Execute mutation testing to evaluate test suite effectiveness.
ReadWriteEditGrepGlobBash(test:mutation-*)
Mutation Test Runner
Overview
Execute mutation testing to evaluate the effectiveness of a test suite by systematically introducing small code changes (mutants) and checking whether existing tests detect them. A killed mutant means the tests caught the change; a surviving mutant reveals a testing gap.
Prerequisites
- Mutation testing framework installed (Stryker, mutmut, PITest, or go-mutesting)
- Existing test suite with reasonable pass rate (all tests must pass before mutation testing)
- Source code with functions and logic suitable for mutation (conditionals, arithmetic, return values)
- Sufficient CI resources (mutation testing runs the test suite once per mutant -- CPU-intensive)
- Configuration file for the mutation tool specifying target files and test commands
Instructions
- Verify the existing test suite passes completely:
- Run the full test suite and confirm 100% pass rate.
- Fix any failing or skipped tests before proceeding.
- Mutation testing is meaningless if the baseline tests are broken.
- Configure the mutation testing tool:
- Stryker: Create
stryker.config.mjs with mutate patterns, test runner, and thresholds.
- mutmut: Configure
setup.cfg or pyproject.toml with [mutmut] section.

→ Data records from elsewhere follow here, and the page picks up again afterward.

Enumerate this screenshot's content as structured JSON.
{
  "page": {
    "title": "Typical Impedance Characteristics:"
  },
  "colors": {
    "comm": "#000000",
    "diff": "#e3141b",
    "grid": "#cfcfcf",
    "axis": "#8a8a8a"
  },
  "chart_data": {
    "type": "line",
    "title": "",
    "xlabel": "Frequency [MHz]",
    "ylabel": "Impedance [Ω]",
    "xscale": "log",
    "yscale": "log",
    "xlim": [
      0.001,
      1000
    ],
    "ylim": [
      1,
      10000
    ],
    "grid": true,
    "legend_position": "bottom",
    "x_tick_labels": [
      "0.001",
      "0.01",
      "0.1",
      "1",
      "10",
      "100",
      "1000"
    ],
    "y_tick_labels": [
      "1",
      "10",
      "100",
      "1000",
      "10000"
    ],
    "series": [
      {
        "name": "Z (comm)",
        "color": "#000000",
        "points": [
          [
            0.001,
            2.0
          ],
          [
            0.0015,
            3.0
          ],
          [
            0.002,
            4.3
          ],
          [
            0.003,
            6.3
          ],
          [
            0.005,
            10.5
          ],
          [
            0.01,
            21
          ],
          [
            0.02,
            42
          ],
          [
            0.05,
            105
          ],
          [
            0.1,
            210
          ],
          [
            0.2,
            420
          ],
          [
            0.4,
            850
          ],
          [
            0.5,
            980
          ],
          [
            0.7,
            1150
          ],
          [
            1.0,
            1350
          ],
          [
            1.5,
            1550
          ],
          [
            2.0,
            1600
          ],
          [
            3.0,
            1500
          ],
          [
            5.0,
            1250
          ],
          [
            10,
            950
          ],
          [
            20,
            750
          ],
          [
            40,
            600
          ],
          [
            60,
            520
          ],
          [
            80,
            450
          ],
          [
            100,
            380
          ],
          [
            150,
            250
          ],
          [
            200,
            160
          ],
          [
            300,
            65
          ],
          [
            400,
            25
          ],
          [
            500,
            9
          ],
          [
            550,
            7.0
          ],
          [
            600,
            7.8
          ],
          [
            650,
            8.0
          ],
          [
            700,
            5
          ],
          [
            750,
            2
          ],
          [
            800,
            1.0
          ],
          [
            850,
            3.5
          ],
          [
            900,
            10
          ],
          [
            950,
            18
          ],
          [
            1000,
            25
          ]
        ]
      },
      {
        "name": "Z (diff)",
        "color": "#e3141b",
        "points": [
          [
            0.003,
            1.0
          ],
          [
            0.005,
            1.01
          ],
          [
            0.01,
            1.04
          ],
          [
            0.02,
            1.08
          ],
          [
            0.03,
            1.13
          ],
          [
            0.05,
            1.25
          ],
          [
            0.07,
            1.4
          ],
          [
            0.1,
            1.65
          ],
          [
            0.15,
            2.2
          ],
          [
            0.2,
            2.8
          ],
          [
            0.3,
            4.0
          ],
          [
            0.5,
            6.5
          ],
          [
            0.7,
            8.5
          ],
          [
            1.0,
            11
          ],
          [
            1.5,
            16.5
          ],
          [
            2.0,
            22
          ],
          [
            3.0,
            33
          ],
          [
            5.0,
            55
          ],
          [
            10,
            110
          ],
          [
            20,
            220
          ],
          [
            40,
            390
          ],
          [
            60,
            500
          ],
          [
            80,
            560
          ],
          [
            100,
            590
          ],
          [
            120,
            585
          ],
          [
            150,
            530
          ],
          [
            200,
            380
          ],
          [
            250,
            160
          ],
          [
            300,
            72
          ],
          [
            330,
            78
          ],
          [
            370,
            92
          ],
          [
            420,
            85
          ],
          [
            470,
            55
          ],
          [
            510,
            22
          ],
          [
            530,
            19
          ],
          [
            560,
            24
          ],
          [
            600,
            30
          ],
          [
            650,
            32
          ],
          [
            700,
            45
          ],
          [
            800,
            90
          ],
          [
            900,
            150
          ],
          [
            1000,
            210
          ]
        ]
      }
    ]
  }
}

- PITest: Add Maven/Gradle plugin with target classes and test configurations.
- Select target files for mutation:
- Focus on business logic modules (not configuration, constants, or type definitions).
- Exclude auto-generated code, third-party wrappers, and test utilities.
- Start with a small scope (one module) to validate setup before expanding.
- Run the mutation testing suite:
- Execute
npx stryker run, mutmut run, or mvn pitest:mutationCoverage.
- Monitor progress -- expect long execution times (10-100x normal test runtime).
- Use incremental mode if available to skip already-tested mutants.
- Analyze the mutation report:
- Killed mutants: Tests detected the change -- indicates strong test coverage.
- Survived mutants: Tests did not catch the change -- indicates a testing gap.
- Timed out mutants: Mutation caused an infinite loop -- generally acceptable.
- No coverage mutants: The mutated code is not exercised by any test.
- For each surviving mutant, determine the appropriate action:
- Write a new test that specifically catches the mutation.
- Or determine the mutation is equivalent (functionally identical to original) and mark as ignored.